Friday, August 12, 2011

London is burning? Far from it.

Photo by MattjHerring

I received quite a number of emails and messages from friends back home about the riots in London. “It’s horrible”, “people are looting every single shop they see”, “the city is burning”, “London is really unsafe and the riots are spreading” are some of the comments that I got.

Yes, there were a couple of rough days in the capital. In some neighbourhoods, streets had been dominated by the thugs, many of whom are teenagers. With little or no police presence, properties were destroyed, shops were looted, local businesses were ruined. Even in places where the police was present, they seemed to stand idly by while the looters made quick work the high street shops.

"As the dust settles,
tales of bravery and
solidarity began to emerge."

“London’s burning”, “Mobs rule as Police surrender streets” read the headlines. After three days of mayhem, the police finally showed up in force and their ranks swelled to 16,000 in the capital alone. The show of strength effectively stopped further rampage.

That came a bit too late as images of London burning were televised all round the world. A city on fire makes good headlines, the type that will sell newspapers. But I would hate to have people forever associate London with those images. That is not the London that I know and I believe I’m not the only one.

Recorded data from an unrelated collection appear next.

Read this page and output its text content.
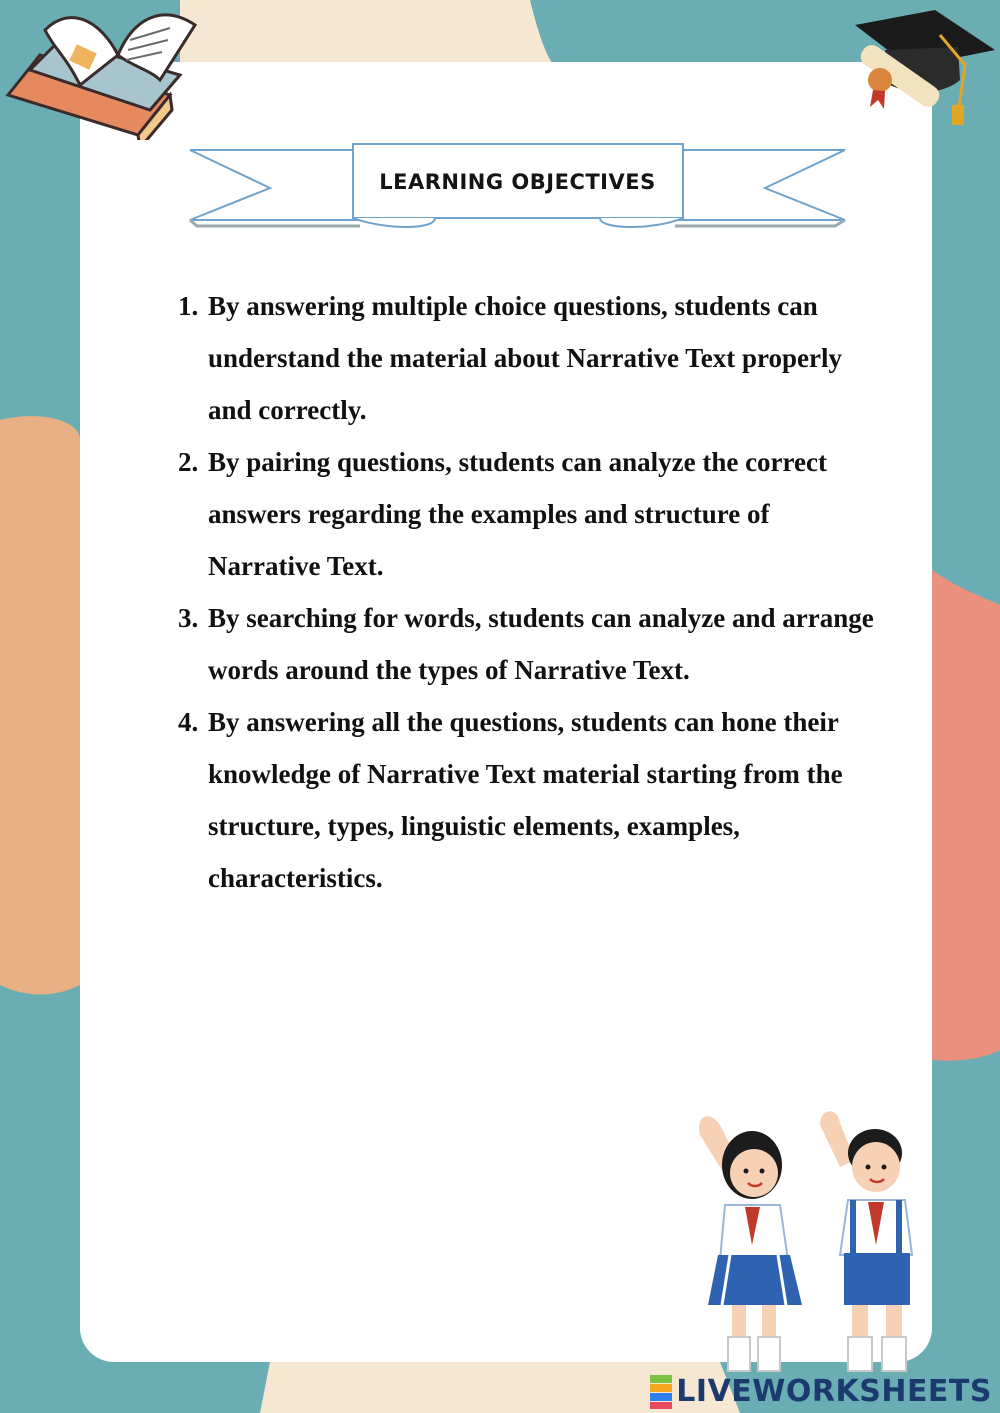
LEARNING OBJECTIVES
1. By answering multiple choice questions, students can understand the material about Narrative Text properly and correctly.
2. By pairing questions, students can analyze the correct answers regarding the examples and structure of Narrative Text.
3. By searching for words, students can analyze and arrange words around the types of Narrative Text.
4. By answering all the questions, students can hone their knowledge of Narrative Text material starting from the structure, types, linguistic elements, examples, characteristics.
LIVEWORKSHEETS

As the dust settles, tales of bravery and solidarity began to emerge. We hear of Pc (Police Constable) Gordon Murphy with his five colleagues charging at fifty hooligans and ended up protecting a retail park at Catford, Southeast London (read article), the Hackney West Indian lady who lashed out at the mob (read article), the #riotcleanup call on Twitter that gathered hundreds of volunteers marching out onto the streets with their brooms to pick up the pieces (read article) and staff at The Ledbury, a two Michelin star restaurant in Notting Hill, rushed out from their kitchen with rollings pins scaring away looters to protect their customers (read article). Wife had a chat with Marco from Saponara yesterday afternoon and he was telling her that he and some others have stayed behind for the night and stood guard outside the provision store beside his restaurant that some marauders were eyeing. And these are just some of the stories.

This is the London that Londoners know and come to love. London is burning? Far from it.